Within five minutes, the Global Express touched down on Da Nang’s runway under an emergency declaration, leaving the tower operators in a state of confusion over where the sleek business jet had come from. A quick exchange of American currency at the door of the jet produced the local military garrison commander, a bored Vietnamese army officer who emerged ten minutes later with a smile and a briefcase containing $200,000 U.S. small bills.

Within fifteen minutes, the leader and crew of the American business jet lifted off in an ancient, American-built Bell UH-1 helicopter.

CHAPTER 20

IN THE JUNGLE,
12 MILES NORTHWEST OF DA NANG, VIETNAM
NOVEMBER 13—DAY TWO
5:48 A.M. LOCAL/2248 ZULU

Robert MacCabe squinted at the eastern horizon, trying to calculate the distance they’d come in almost a half hour of walking.

Maybe a quarter mile. Maybe more.

After a lifetime of backpacking and hiking, taking the lead was a natural role, even if the northern coastal jungle of Vietnam was unknown to him.

Vietnam was someone else’s experience — the name of a war his father had fought as a Navy staff officer in the Pentagon; something that had caused the previous generation to break out in a serious case of hysteria and protesting hippies. The rest was merely a tumultuous chapter in American history to be studied in school. He had been a child when the helicopters plucked the last Americans off the Embassy roof in Saigon.

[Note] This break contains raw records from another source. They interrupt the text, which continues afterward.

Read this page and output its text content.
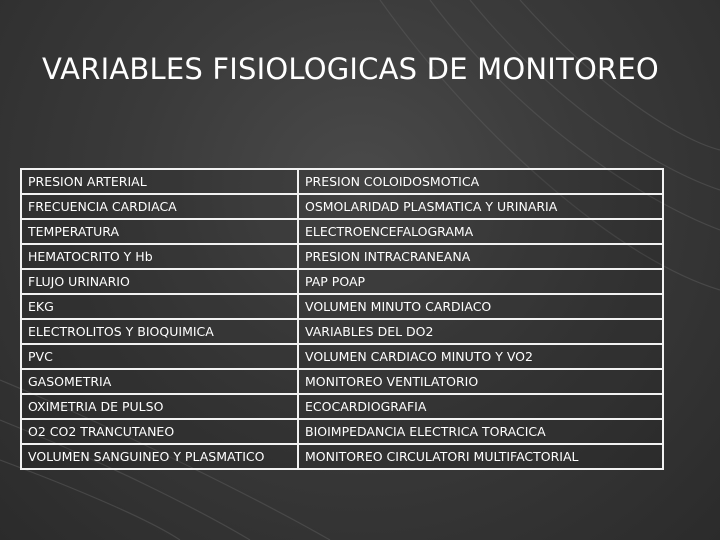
VARIABLES FISIOLOGICAS DE MONITOREO
PRESION ARTERIAL	PRESION COLOIDOSMOTICA
FRECUENCIA CARDIACA	OSMOLARIDAD PLASMATICA Y URINARIA
TEMPERATURA	ELECTROENCEFALOGRAMA
HEMATOCRITO Y Hb	PRESION INTRACRANEANA
FLUJO URINARIO	PAP POAP
EKG	VOLUMEN MINUTO CARDIACO
ELECTROLITOS Y BIOQUIMICA	VARIABLES DEL DO2
PVC	VOLUMEN CARDIACO MINUTO Y VO2
GASOMETRIA	MONITOREO VENTILATORIO
OXIMETRIA DE PULSO	ECOCARDIOGRAFIA
O2 CO2 TRANCUTANEO	BIOIMPEDANCIA ELECTRICA TORACICA
VOLUMEN SANGUINEO Y PLASMATICO	MONITOREO CIRCULATORI MULTIFACTORIAL
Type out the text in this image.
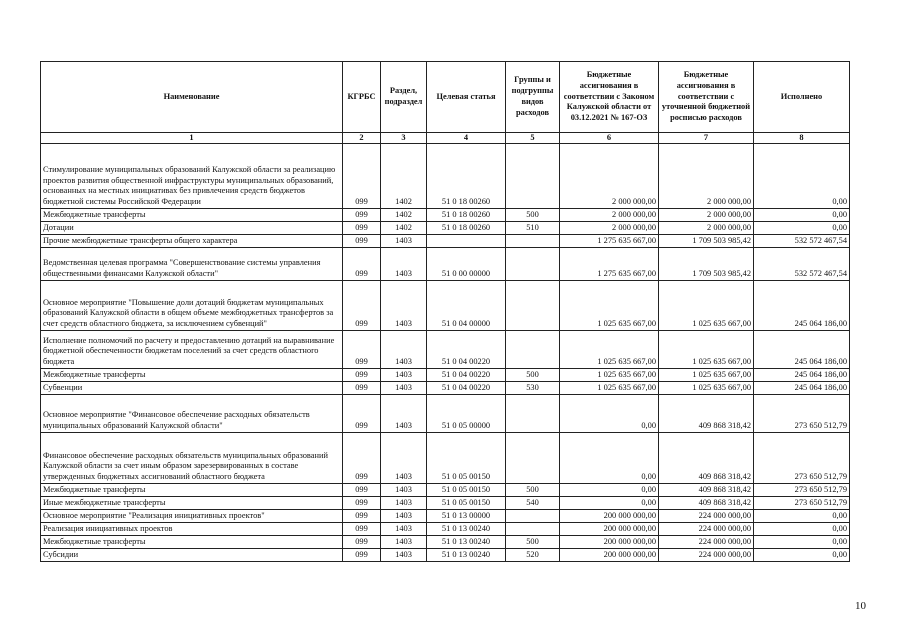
Наименование	КГРБС	Раздел, подраздел	Целевая статья	Группы и подгруппы видов расходов	Бюджетные ассигнования в соответствии с Законом Калужской области от 03.12.2021 № 167-ОЗ	Бюджетные ассигнования в соответствии с уточненной бюджетной росписью расходов	Исполнено
1	2	3	4	5	6	7	8
Стимулирование муниципальных образований Калужской области за реализацию проектов развития общественной инфраструктуры муниципальных образований, основанных на местных инициативах без привлечения средств бюджетов бюджетной системы Российской Федерации	099	1402	51 0 18 00260		2 000 000,00	2 000 000,00	0,00
Межбюджетные трансферты	099	1402	51 0 18 00260	500	2 000 000,00	2 000 000,00	0,00
Дотации	099	1402	51 0 18 00260	510	2 000 000,00	2 000 000,00	0,00
Прочие межбюджетные трансферты общего характера	099	1403			1 275 635 667,00	1 709 503 985,42	532 572 467,54
Ведомственная целевая программа "Совершенствование системы управления общественными финансами Калужской области"	099	1403	51 0 00 00000		1 275 635 667,00	1 709 503 985,42	532 572 467,54
Основное мероприятие "Повышение доли дотаций бюджетам муниципальных образований Калужской области в общем объеме межбюджетных трансфертов за счет средств областного бюджета, за исключением субвенций"	099	1403	51 0 04 00000		1 025 635 667,00	1 025 635 667,00	245 064 186,00
Исполнение полномочий по расчету и предоставлению дотаций на выравнивание бюджетной обеспеченности бюджетам поселений за счет средств областного бюджета	099	1403	51 0 04 00220		1 025 635 667,00	1 025 635 667,00	245 064 186,00
Межбюджетные трансферты	099	1403	51 0 04 00220	500	1 025 635 667,00	1 025 635 667,00	245 064 186,00
Субвенции	099	1403	51 0 04 00220	530	1 025 635 667,00	1 025 635 667,00	245 064 186,00
Основное мероприятие "Финансовое обеспечение расходных обязательств муниципальных образований Калужской области"	099	1403	51 0 05 00000		0,00	409 868 318,42	273 650 512,79
Финансовое обеспечение расходных обязательств муниципальных образований Калужской области за счет иным образом зарезервированных в составе утвержденных бюджетных ассигнований областного бюджета	099	1403	51 0 05 00150		0,00	409 868 318,42	273 650 512,79
Межбюджетные трансферты	099	1403	51 0 05 00150	500	0,00	409 868 318,42	273 650 512,79
Иные межбюджетные трансферты	099	1403	51 0 05 00150	540	0,00	409 868 318,42	273 650 512,79
Основное мероприятие "Реализация инициативных проектов"	099	1403	51 0 13 00000		200 000 000,00	224 000 000,00	0,00
Реализация инициативных проектов	099	1403	51 0 13 00240		200 000 000,00	224 000 000,00	0,00
Межбюджетные трансферты	099	1403	51 0 13 00240	500	200 000 000,00	224 000 000,00	0,00
Субсидии	099	1403	51 0 13 00240	520	200 000 000,00	224 000 000,00	0,00
10
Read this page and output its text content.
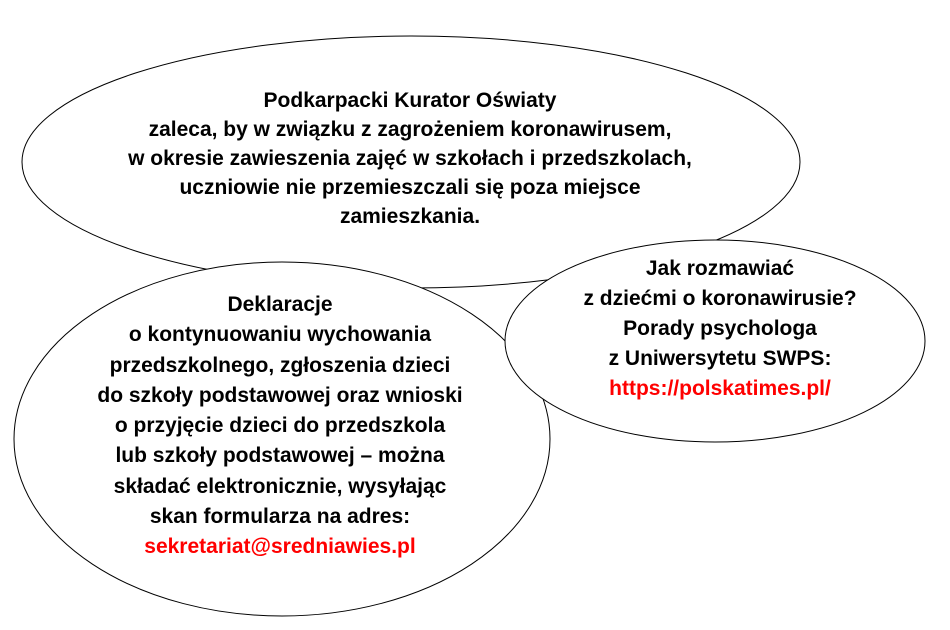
Podkarpacki Kurator Oświaty
zaleca, by w związku z zagrożeniem koronawirusem,
w okresie zawieszenia zajęć w szkołach i przedszkolach,
uczniowie nie przemieszczali się poza miejsce
zamieszkania.
Deklaracje
o kontynuowaniu wychowania
przedszkolnego, zgłoszenia dzieci
do szkoły podstawowej oraz wnioski
o przyjęcie dzieci do przedszkola
lub szkoły podstawowej – można
składać elektronicznie, wysyłając
skan formularza na adres:
sekretariat@sredniawies.pl
Jak rozmawiać
z dziećmi o koronawirusie?
Porady psychologa
z Uniwersytetu SWPS:
https://polskatimes.pl/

Robert looked around at Britta as she helped the copilot back to his feet. For the third time in less than ten minutes, Dan had stumbled on jungle undergrowth, his hand slipping away from Britta’s as he plunged forward into the fragrant but insect-laden vegetation. She helped him up, and Graham looked him over.

“Dan, are you okay?” Robert called.

“Yeah, I’m okay.” The copilot nodded, brushing twigs and leaves out of his hair and water droplets off the uniform coat Britta had retrieved from the cockpit.